Grand Piano (2013)

Famed concert pianist Tom Selznick (Elijah Wood) is making his comeback at a show organised by his actress wife Emma (Kerry Bishé), five years after a famous on-stage fumble. His stage fright is compounded when he discovers a message from a sniper, threatening to kill him if he plays a false note.

The bizarre premise (Phone Booth for classical music fans?) might put off some people, but I would urge anybody up for a bit of fun to give it a go. There is something delightfully off-kilter about the whole thing, in both performances and design. The main stage where most of the action takes place has a Saul Bass vibe that really pleased me.

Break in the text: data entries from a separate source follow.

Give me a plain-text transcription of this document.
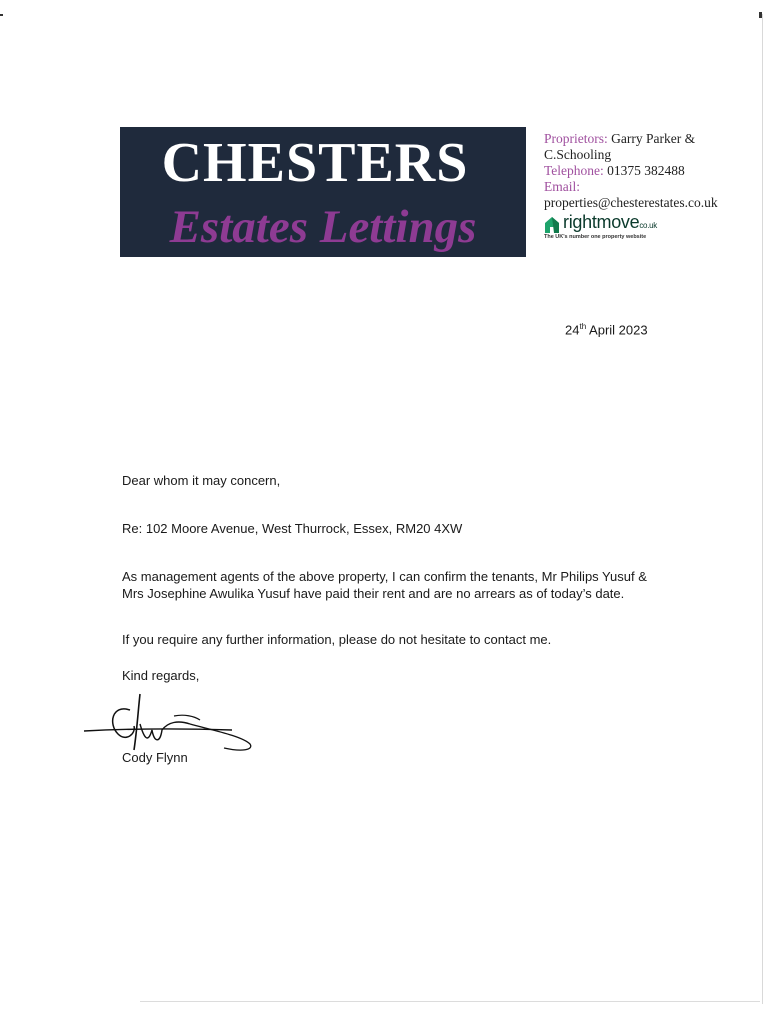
CHESTERS
Estates Lettings
Proprietors: Garry Parker &
C.Schooling
Telephone: 01375 382488
Email:
properties@chesterestates.co.uk
rightmoveco.uk
The UK's number one property website
24th April 2023
Dear whom it may concern,
Re: 102 Moore Avenue, West Thurrock, Essex, RM20 4XW
As management agents of the above property, I can confirm the tenants, Mr Philips Yusuf & Mrs Josephine Awulika Yusuf have paid their rent and are no arrears as of today’s date.
If you require any further information, please do not hesitate to contact me.
Kind regards,
Cody Flynn
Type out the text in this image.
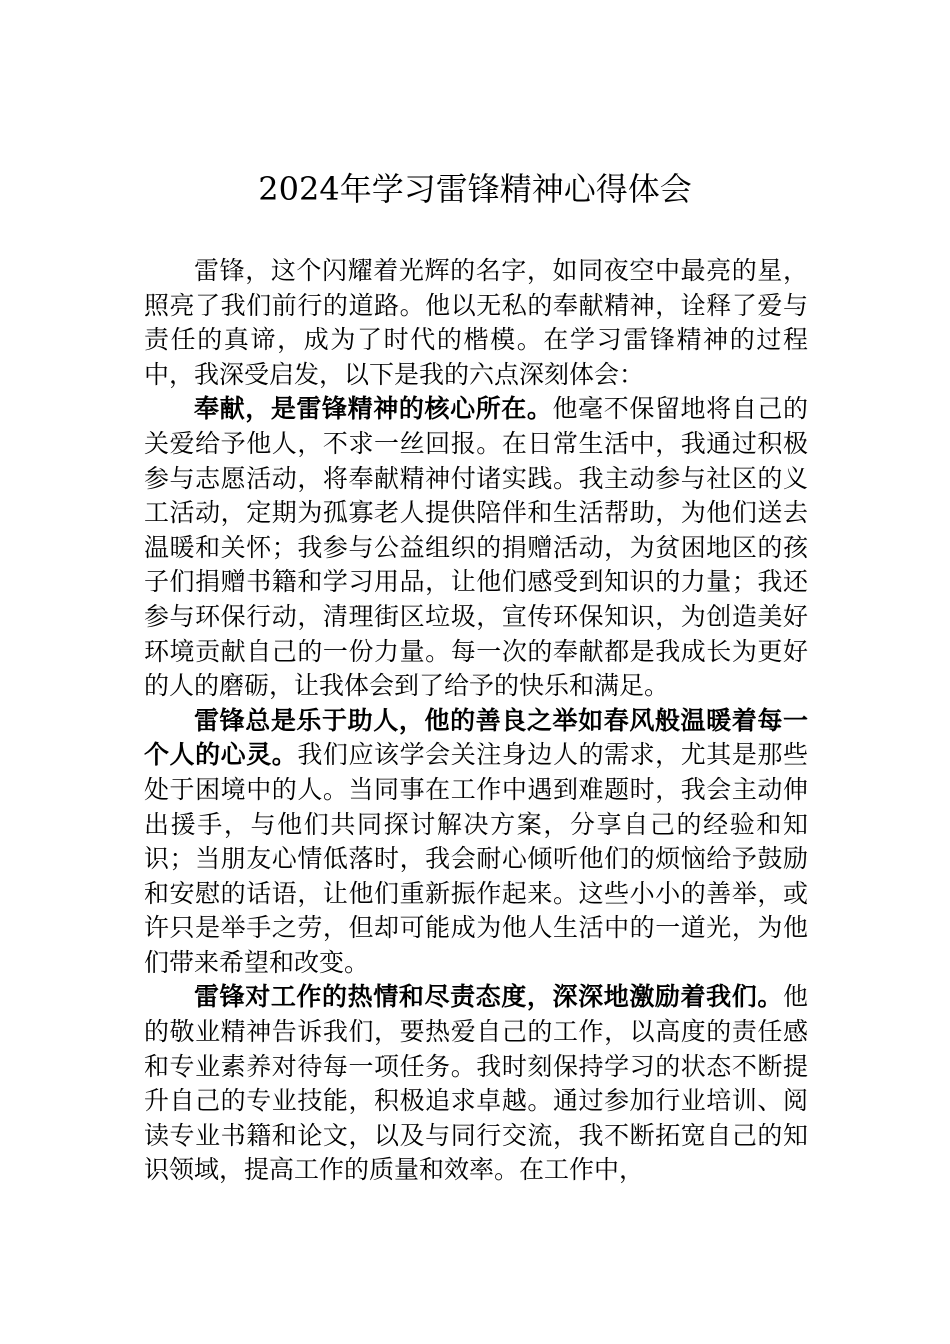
2024年学习雷锋精神心得体会

雷锋，这个闪耀着光辉的名字，如同夜空中最亮的星，照亮了我们前行的道路。他以无私的奉献精神，诠释了爱与责任的真谛，成为了时代的楷模。在学习雷锋精神的过程中，我深受启发，以下是我的六点深刻体会：

奉献，是雷锋精神的核心所在。他毫不保留地将自己的关爱给予他人，不求一丝回报。在日常生活中，我通过积极参与志愿活动，将奉献精神付诸实践。我主动参与社区的义工活动，定期为孤寡老人提供陪伴和生活帮助，为他们送去温暖和关怀；我参与公益组织的捐赠活动，为贫困地区的孩子们捐赠书籍和学习用品，让他们感受到知识的力量；我还参与环保行动，清理街区垃圾，宣传环保知识，为创造美好环境贡献自己的一份力量。每一次的奉献都是我成长为更好的人的磨砺，让我体会到了给予的快乐和满足。

雷锋总是乐于助人，他的善良之举如春风般温暖着每一个人的心灵。我们应该学会关注身边人的需求，尤其是那些处于困境中的人。当同事在工作中遇到难题时，我会主动伸出援手，与他们共同探讨解决方案，分享自己的经验和知识；当朋友心情低落时，我会耐心倾听他们的烦恼给予鼓励和安慰的话语，让他们重新振作起来。这些小小的善举，或许只是举手之劳，但却可能成为他人生活中的一道光，为他们带来希望和改变。

雷锋对工作的热情和尽责态度，深深地激励着我们。他的敬业精神告诉我们，要热爱自己的工作，以高度的责任感和专业素养对待每一项任务。我时刻保持学习的状态不断提升自己的专业技能，积极追求卓越。通过参加行业培训、阅读专业书籍和论文，以及与同行交流，我不断拓宽自己的知识领域，提高工作的质量和效率。在工作中，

Grand Piano is often like watching a man walk a tightrope suspended over a vat of jelly. It is obviously a ridiculous situation, and threatens to fall into a sticky mess at any moment, yet it is still oddly captivating and occasionally genuinely thrilling. The short running time works in the film’s favour, with the whip-crack pace robbing us of the opportunity to question any of the madness.

Elijah Wood is convincingly nervy, while John Cusack (despite literally phoning it in for most of the film) delivers a nicely menacing performance as the sniper. Bishé is underused, though the distancing of the character does help the plot mechanics as Cusack starts to emotionally batter Wood. Alex Winter is wonderfully odd as the villain’s right-hand man, creepy in an incompetent sort of way. Allen Leech (Downton Abbey’s Branson) and Tamsin Egerton turn up briefly, have a great time hamming it up, and get dispatched in a delicious scene reminiscent of Dario Argento.

Indeed, good though Eugenio Mira’s direction is, I couldn’t help but wish that somebody had passed this script Argento’s way. The whole films feels like an amped-up – though gore-wise rather neutered – version of his film Opera, with obsessive performer facing obsessed maniac. The finale reflects both the work of Argento and that of his protégé Michele Soavi (all cogs and keys). There are also, perhaps unavoidably, moments that recall The Man Who Knew Too Much.

It’s completely over the top, definitely, but the cracking pace and fun performances should keep you onside until the final note.